Itinéraires migratoires et conditions d’emploi
10À l’image de cette politique d’immigration, la recherche réalisée à Londres a permis d’établir que : les employées de maison au pair s’occupant d’enfants sont majoritairement issues de pays d’Europe centrale et orientale ; les travailleuses domestiques, pour l’essentiel non européennes, viennent de pays comme l’Inde, les Philippines ou le Sri Lanka ; et les assistantes maternelles viennent d’Australie, de Nouvelle-Zélande ou d’Afrique du Sud. Dans la plupart des cas, les travailleuses domestiques sont arrivées en Grande-Bretagne avec la famille qui les emploie et elles travaillent pour subvenir aux besoins de leurs proches restés au pays, car leur capacité de revenus est souvent supérieure à celle de leurs compagnons. Celles qui sont engagées au pair envisagent ce travail comme un tremplin, une opportunité d’apprendre l’anglais et de trouver un poste plus intéressant qui leur permettra de payer un loyer. Certaines ont changé de statut (elles sont entrées avec un visa de travail pour les vacances et sont devenues employées au pair). La migration est souvent synonyme de déclassement social, comme l’illustre le cas d’Ivana, d’abord domestique au pair et maintenant assistante maternelle :
En Roumanie, j’étais professeur de français et d’allemand. Je recommence à zéro, maintenant que je suis domestique. Je suis venue ici parce que j’espérais pouvoir trouver autre chose au bout de deux ans. Même avec un contrat au pair, je gagne plus d’argent qu’un prof en Roumanie. Je veux suivre des cours pour pouvoir enseigner au Royaume-Uni.
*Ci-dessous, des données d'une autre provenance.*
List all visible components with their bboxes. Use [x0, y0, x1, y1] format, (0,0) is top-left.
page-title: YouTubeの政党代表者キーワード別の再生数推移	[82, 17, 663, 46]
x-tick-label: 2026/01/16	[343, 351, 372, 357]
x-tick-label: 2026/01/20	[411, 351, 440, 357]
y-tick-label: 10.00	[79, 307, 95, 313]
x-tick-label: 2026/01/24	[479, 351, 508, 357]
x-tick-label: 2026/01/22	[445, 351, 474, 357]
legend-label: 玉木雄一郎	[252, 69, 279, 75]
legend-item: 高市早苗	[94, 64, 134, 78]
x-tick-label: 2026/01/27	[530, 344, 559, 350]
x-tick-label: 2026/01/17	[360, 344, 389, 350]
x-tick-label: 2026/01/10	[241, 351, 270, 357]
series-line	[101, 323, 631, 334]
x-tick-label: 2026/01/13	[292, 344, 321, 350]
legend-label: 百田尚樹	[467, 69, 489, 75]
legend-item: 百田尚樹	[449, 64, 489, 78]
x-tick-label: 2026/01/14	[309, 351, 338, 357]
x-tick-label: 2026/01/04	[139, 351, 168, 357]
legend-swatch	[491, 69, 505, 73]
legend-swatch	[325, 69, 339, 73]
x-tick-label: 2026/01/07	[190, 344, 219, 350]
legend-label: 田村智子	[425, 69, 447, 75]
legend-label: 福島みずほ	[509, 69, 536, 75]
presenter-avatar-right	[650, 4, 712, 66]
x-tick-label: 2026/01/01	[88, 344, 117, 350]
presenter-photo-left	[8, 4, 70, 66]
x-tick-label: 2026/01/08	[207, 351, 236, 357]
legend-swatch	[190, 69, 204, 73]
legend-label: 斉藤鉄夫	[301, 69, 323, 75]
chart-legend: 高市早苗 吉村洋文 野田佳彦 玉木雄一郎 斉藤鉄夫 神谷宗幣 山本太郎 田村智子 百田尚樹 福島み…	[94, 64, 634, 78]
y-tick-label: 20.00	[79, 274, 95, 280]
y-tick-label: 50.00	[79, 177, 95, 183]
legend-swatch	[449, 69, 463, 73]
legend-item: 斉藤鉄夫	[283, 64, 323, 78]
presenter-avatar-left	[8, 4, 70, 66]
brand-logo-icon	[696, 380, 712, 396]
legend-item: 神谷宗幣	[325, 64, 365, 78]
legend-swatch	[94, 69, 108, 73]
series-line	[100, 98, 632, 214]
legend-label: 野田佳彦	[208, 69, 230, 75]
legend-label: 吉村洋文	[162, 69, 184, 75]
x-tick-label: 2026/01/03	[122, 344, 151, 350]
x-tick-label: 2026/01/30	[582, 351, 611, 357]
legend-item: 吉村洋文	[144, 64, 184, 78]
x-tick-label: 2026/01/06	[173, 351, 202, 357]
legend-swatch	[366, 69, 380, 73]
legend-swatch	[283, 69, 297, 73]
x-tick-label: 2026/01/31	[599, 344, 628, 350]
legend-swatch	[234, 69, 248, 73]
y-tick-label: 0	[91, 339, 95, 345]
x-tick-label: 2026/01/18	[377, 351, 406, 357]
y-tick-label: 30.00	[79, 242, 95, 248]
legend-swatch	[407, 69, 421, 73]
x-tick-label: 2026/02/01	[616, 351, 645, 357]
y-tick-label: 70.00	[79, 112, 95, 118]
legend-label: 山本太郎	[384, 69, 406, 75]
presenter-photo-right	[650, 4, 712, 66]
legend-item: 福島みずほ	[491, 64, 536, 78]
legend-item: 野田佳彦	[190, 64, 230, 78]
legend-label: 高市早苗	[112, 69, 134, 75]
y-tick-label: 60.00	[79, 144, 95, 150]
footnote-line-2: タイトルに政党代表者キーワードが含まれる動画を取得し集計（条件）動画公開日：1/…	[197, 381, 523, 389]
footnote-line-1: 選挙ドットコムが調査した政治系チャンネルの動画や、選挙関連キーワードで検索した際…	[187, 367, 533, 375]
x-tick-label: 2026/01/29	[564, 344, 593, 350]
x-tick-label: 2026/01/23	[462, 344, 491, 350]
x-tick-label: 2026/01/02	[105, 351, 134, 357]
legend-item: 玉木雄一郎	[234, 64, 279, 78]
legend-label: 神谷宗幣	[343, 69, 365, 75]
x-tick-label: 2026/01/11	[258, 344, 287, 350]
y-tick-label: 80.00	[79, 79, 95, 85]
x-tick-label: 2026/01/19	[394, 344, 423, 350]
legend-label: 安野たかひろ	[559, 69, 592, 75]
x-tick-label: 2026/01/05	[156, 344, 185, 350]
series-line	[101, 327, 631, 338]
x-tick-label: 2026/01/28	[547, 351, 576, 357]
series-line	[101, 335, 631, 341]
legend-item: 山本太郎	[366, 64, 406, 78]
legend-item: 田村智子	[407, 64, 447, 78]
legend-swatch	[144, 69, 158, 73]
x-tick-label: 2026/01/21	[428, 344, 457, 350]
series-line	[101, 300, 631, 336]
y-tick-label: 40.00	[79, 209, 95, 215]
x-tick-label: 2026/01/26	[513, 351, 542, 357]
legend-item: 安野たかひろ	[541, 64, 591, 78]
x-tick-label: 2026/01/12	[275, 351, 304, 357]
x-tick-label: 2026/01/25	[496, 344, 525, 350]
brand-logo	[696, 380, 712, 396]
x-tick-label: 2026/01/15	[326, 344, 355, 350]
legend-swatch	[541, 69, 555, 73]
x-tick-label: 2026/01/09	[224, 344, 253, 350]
12Les nourrices se considèrent généralement comme des spécialistes de la petite enfance, capables en conséquence d’exercer un métier dans ce domaine ou de monter une agence de placement pour gardes d’enfants ou employées au pair.
13La précarité de leur statut d’étrangers, le manque de familiarité avec le pays d’accueil, l’absence de réglementation et leurs difficultés à s’exprimer placent toutes les catégories d’immigrés dans une position très insécurisante, qu’ils viennent d’arriver ou cherchent à renouveler leur visa. Toutes les femmes que nous avons rencontrées disent avoir été exploitées au travail, et celles qui ont pu trouver une place satisfaisante estiment qu’elles ont eu de la chance. Des travailleuses domestiques ont eu affaire à des employeurs qui, au mépris de la loi, leur avaient confisqué leur passeport pour les empêcher de partir. Jeunes filles au pair et employées de maison dénoncent par ailleurs la ‘flexibilité’ des conditions de travail, qui leur impose d’être quasiment tout le temps ‘de service’ pour le ménage, la cuisine ou les enfants. En dépit de l’existence d’agences de placement censées fixer le cadre de l’embauche, elles sont nombreuses à n’avoir jamais signé ni même vu un contrat officiel, ce qui explique que les horaires ou le salaire convenus au départ soient rarement respectés. Une grande partie des textes organisant la protection des travailleurs ne s’applique pas à l’espace domestique, y compris le Race Relations Act (loi contre la discrimination raciale) de 1976. Selon une des agences contactées pour l’enquête, plus de 90 % des travaux ménagers et des soins aux enfants sont payés au noir.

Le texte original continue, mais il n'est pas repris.